Bakın ben 'yanlış', hatta 'büyük hata' olarak görüyorum. Niye mi? Emsal yol olur, hakem hatasından her canı yanan, "VAR kayıtları açıklansın" diye sıraya girer. Bunu ilerleyen haftalarda izleyip göreceğiz.
Bu kararın doğal olarak perde arkasını araştırdım. TFF Başkanı Sayın Mehmet Büyükekşi, bu kararı tek başına mı aldı, yönetim kurulunun onayı var mı, ya da MHK bu karara hangi cepheden baktı? Elbette araştırdım, karşı çıkan oldu mu bu karara? Evet, karşı çıkanlar oldu, bu kararın gelecek adına doğru olmadığını savununların sayıları öyle sanıldığı gibi az değil!
Benim öyle dedikodularla, duyumlarla işim olmaz, zamanı gelince kaynaklarımı da yazarım, merak etmeyin!
Weghorst'un yeri dolar
Futbolda ayrılıkların yaşanmasından doğal ne olabilir ki? Örneğin Weghorst'a M.United kanca attı, Hollandalı yıldızın Kasımpaşa maçında taraftarlara veda etmesi bu ayrılığın habercisiydi.

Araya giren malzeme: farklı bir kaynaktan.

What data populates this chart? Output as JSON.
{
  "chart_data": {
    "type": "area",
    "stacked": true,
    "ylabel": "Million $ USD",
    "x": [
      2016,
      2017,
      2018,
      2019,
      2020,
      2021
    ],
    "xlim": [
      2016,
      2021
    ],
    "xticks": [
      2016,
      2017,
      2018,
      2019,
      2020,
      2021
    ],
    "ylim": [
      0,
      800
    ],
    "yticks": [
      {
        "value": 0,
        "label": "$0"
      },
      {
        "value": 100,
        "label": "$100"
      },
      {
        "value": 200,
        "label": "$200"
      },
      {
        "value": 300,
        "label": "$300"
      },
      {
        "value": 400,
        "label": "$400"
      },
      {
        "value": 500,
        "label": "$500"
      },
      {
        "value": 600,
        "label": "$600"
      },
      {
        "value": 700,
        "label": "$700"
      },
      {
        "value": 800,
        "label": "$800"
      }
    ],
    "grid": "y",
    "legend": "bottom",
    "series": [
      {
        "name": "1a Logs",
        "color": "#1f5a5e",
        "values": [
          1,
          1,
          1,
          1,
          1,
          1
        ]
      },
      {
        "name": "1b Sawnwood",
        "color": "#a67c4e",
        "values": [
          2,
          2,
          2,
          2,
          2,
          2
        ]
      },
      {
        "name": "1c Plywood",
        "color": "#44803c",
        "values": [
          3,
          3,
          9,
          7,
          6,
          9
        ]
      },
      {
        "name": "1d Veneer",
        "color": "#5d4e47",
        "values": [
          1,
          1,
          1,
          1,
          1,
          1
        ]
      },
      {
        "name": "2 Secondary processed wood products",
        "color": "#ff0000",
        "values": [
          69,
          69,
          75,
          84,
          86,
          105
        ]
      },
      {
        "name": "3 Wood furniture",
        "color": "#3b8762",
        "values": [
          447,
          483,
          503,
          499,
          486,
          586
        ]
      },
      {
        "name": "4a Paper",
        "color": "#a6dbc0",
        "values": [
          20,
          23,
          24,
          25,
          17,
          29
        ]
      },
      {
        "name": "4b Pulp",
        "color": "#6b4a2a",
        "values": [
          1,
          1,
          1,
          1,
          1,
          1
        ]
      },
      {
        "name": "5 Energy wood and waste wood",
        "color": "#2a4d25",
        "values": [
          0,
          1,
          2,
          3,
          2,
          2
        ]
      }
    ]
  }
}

Valla, olabilir değil oldu, Weghorst Kartal'dan uçtu. Evet, sözleşmesi var doğru, ne var ki adamın aklı oradaysa, bu saatten sonra tutsanız da verim alamazsınız. Öyle gidenin arkasından ağıt yakmak asla doğru değil. Kaldı ki yeri asla boş kalmaz, Kartal'ın Cenk Tosun'u var, Muleka'sı var. Eeee şu sıralarda Aboubakar'ın da ismi dolaşıyor, olur mu, olmaz mı, hele bi gelsin o zaman yorumumu yaparım, sabırlı olun!
GÜZEL SÖZLER
"Çalışmak, uçup gidebilecek bir alışkanlıktır. Bırakması kolay, yeniden başlaması zor bir alışkanlıktır."